In this work, the dynamics of a pair of spherical and spheroidal particles aligned at the centerline of a cylindrical microchannel and suspended in a viscoelastic fluid is studied by numerical simulations. The relative particle velocity is investigated by varying the interparticle distance, the Deborah number, the fluid shear thinning, and the confinement ratio.

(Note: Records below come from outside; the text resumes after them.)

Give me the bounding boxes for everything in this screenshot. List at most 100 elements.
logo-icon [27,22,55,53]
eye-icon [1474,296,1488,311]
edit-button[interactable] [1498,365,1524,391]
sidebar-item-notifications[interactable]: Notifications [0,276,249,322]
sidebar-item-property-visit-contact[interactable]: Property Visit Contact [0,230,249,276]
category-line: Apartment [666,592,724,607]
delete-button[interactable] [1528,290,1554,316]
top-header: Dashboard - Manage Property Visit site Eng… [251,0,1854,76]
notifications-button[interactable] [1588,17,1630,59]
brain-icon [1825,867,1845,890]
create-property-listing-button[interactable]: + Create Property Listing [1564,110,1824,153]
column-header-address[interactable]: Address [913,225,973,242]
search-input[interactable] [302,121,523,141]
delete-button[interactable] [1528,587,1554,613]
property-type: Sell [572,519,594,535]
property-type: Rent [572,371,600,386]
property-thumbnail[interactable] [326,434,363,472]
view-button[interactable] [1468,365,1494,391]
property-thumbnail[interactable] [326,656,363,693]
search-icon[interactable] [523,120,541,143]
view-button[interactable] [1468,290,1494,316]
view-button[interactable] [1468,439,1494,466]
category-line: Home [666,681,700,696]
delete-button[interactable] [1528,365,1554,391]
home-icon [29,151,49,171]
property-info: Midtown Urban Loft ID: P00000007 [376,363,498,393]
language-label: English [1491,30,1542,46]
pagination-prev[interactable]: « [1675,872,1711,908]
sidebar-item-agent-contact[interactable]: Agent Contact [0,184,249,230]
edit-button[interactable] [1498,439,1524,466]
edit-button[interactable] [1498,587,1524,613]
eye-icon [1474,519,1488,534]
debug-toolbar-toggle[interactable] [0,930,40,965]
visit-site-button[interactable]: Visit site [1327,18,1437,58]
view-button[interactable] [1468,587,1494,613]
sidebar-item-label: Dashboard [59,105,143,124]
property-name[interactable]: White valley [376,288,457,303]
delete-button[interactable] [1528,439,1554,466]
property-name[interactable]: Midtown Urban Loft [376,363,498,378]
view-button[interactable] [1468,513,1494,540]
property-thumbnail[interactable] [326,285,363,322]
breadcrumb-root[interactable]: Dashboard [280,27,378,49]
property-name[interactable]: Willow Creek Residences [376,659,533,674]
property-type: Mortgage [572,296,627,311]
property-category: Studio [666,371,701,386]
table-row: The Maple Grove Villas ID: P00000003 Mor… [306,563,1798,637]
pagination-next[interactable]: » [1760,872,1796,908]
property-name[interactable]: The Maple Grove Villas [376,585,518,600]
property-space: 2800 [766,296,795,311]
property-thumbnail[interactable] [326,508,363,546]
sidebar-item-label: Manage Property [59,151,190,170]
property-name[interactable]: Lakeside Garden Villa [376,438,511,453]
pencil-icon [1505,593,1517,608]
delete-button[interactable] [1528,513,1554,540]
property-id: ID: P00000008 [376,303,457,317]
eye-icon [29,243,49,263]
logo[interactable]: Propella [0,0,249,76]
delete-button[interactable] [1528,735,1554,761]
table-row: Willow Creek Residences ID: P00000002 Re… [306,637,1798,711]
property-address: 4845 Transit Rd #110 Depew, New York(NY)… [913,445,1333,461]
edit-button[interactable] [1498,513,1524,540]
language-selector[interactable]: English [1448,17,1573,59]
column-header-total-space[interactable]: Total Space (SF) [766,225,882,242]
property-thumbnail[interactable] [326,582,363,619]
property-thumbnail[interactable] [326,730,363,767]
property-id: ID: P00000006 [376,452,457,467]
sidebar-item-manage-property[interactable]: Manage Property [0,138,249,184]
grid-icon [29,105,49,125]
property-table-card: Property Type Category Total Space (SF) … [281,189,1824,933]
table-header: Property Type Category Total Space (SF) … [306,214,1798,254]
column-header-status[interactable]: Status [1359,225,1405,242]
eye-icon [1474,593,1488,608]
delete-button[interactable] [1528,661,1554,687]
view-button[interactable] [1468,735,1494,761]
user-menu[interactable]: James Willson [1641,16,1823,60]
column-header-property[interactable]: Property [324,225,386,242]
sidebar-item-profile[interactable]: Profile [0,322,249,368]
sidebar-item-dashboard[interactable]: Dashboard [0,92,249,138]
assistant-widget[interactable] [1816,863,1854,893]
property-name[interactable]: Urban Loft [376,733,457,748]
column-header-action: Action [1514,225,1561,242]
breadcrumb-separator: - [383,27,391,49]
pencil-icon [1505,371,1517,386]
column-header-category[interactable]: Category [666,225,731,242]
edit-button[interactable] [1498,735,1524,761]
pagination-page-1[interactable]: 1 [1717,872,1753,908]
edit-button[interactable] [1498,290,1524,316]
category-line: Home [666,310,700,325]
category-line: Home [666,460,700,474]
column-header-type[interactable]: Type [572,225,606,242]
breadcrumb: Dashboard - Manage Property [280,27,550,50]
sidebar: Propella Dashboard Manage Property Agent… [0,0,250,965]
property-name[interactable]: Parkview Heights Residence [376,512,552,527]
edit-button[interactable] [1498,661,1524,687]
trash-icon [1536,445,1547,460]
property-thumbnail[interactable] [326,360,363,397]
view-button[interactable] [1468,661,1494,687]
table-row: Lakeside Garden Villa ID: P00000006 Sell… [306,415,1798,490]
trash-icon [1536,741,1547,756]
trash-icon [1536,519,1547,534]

At a moderate confinement ratio, spherical and spheroidal particles with small aspect ratio attract at small distances regardless of fluid shear thinning for Deborah numbers lower than a critical value. For small De values, and for low or moderate shear-thinning fluids, a stable equilibrium regime also appears at large distances. Such regime, however, disappears by increasing the fluid shear thinning. The magnitude of the relative particle velocity increases by increasing the Deborah number and by decreasing the shear thinning. Hence, the fastest variation of the particle microstructure is observed for highly elastic and nearly constant viscosity fluids. The maximum relative velocity is nearly insensitive to both the Deborah number and fluid shear thinning. For particles with spheroidal shape and large aspect ratios, the attraction region at small distances is not present, reducing the formation of doublets. Finally, by reducing the confinement ratio, the pair dynamics significantly slows down and the attraction region at short distances is always present. The normal stress field in the fluid region between the particles justifies the observed dynamics.

The simulation results presented in this paper are useful to design and optimize microfluidics devices aimed at ordering particles. Indeed, as recently reported (Del Giudice et al. 2018), the dynamics of two particles gives useful information in terms of train stability and doublet formation. Since the present work explores the detailed pair dynamics in a wide range of the relevant fluid, flow, and geometrical parameters, useful indications in selecting the proper viscoelastic fluid and operating conditions are provided. Of course, the selection of a specific fluid rheology and flow rate must also assure an efficient focusing mechanism, which is the preliminary step to achieve particle ordering.